Looking back on one of tech house's most-played tracks.
"Who's Afraid Of Detroit?," a 2006 hit from the US producer Claude VonStroke, almost didn't exist. Its iconic bleeps and bassline were originally made for a track called "Dirtybird For President," a tech house tune that never actually made it onto wax. We're lucky it didn't. "This is one of those tracks that came out of something that wasn't quite as good," VonStroke, whose real name is Barclay Crenshaw, said about "Who's Afraid Of Detroit?" in 2010, four years after it first appeared on the B-side of The Whistler / Who's Afraid Of Detroit? The fifth release on Dirtybird, it remains the label's best-known tune, a timeless monument from the '00s minimal era.
Crenshaw, who grew up in Detroit, produced the track while living in San Francisco, a key hub for underground house and techno in the '00s. He'd launched Dirtybird as a platform for his friend Justin Martin, a promising DJ and producer who Crenshaw thought had star potential.

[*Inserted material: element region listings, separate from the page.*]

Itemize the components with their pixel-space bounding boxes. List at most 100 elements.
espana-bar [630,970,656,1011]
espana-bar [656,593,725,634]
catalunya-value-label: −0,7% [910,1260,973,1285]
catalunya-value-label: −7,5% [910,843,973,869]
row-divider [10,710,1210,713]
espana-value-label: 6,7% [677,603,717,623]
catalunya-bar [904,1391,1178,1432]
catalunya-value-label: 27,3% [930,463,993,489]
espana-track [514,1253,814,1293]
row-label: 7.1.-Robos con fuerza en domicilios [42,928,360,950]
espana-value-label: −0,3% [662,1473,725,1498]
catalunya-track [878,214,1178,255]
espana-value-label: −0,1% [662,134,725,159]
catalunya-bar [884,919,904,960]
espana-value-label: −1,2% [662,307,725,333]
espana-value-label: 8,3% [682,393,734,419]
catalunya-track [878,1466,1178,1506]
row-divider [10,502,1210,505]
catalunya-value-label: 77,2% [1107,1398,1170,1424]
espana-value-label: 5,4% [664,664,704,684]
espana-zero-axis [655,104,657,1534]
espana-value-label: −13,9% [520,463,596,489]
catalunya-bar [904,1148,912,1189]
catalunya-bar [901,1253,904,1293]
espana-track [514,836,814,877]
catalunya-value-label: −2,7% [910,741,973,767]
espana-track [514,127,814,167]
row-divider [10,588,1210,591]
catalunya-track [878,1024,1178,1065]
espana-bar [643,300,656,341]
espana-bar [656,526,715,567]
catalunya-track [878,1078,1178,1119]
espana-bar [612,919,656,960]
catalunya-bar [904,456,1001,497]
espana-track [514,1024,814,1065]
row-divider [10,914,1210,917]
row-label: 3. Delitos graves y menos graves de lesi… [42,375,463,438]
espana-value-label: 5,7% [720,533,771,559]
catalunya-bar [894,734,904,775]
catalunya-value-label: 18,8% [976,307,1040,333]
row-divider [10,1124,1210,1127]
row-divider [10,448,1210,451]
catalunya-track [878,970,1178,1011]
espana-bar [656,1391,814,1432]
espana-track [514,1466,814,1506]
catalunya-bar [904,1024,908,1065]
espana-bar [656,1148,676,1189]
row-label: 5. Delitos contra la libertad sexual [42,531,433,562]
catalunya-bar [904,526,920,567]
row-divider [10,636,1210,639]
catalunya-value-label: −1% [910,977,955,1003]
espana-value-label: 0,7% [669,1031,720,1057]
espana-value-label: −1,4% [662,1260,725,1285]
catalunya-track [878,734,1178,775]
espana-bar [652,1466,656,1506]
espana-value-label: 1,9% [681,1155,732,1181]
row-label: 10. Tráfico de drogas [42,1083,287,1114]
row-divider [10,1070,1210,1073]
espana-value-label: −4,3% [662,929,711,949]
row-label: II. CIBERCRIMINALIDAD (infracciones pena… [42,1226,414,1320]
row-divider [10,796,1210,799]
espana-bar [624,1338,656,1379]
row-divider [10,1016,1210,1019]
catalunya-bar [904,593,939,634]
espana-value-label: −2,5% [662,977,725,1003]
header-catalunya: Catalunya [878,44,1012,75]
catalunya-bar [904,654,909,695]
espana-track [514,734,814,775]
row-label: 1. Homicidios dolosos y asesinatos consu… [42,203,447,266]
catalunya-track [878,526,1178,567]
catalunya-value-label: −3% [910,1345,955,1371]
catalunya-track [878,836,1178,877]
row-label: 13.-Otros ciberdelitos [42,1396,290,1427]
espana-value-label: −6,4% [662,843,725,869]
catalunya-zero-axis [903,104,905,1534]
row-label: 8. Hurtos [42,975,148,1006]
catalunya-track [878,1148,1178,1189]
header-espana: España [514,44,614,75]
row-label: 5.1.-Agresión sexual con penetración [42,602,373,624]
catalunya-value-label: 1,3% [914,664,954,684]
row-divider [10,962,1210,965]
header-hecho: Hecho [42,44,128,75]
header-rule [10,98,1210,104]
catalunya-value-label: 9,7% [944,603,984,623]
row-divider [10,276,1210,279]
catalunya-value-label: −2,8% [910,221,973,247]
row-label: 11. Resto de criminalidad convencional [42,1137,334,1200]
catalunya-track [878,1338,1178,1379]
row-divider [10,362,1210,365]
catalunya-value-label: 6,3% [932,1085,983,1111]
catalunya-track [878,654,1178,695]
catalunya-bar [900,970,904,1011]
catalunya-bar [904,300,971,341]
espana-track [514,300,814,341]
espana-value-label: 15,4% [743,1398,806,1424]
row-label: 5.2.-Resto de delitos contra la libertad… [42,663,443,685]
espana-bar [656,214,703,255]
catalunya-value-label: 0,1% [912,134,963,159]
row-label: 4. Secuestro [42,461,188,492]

Together with Sean Williams, Justin, and Justin's brother Christian, Crenshaw broke into the San Francisco scene by throwing free outdoor events. "None of us were happy with the sound at the time," Crenshaw said in a 2016 interview with GRAMMY Pro. "The popular sound was minimal techno. Everybody was super mean. We needed clown-ness."
After two releases from Martin, both of which pushed a minimal sound peppered with goofy bleeps and blops, Crenshaw released his debut record, Deep Throat. It was a hit. "I didn't actually think I was going to be an artist on the label," Crenshaw told RA's Carlos Hawthorn in 2015.
Deep Throat didn't come close to matching the reach of the The Whistler / Who's Afraid Of Detroit?, which came out the following year. Tucked away on the B-side, "Who's Afraid Of Detroit?" was a sleeper hit, initially taking a backseat to its more in-your-face counterpart. DJs eventually caught on to its low-key charm. One of them was Richie Hawtin, who deemed it his favourite track of 2006 and closed his sets with it for months. (He's still doing it, having used it to close Time Warp's 25th anniversary event in April.) Relatively subtle for Dirtybird, "Who's Afraid Of Detroit?" is deep and dark, but with enough spice to power big dance floors, thanks to a thumping bassline and twinkling synth melody.
"That's a saw wave, a little bit of distortion, reverb and glide, and some slapback delay," Crenshaw said of that iconic melody. "My whole thing is trying to not make it sound like I'm playing it on a keyboard. So all the tricks are usually just a way to make it sound like I'm not just hitting buttons."
Functional as it is, "Who's Afraid Of Detroit?" is a considered piece of music. The bassline is actually a combination of three heavily EQ'd channels of bass, and there's a section after the breakdown in which a snare lands on the downbeat, a trick Crenshaw said he used to give the track "some grit." The only straightforward element is the lo-fi orchestra sample, which comes and goes as the track's energy swells. Engineered to perfection, a combination of clever arrangement and detailed effects made "Who's Afraid Of Detroit?" a dance floor sure shot, powerful enough to move feet and emotional enough to touch hearts. Just don't expect to hear it the next time you hear Crenshaw spin.
"I do think it's a good record," he told Carlos Hawthorn. "I am at the point where I can play it every once in a while. I don't want to be a Debbie Downer, but I'm not going to play it every show."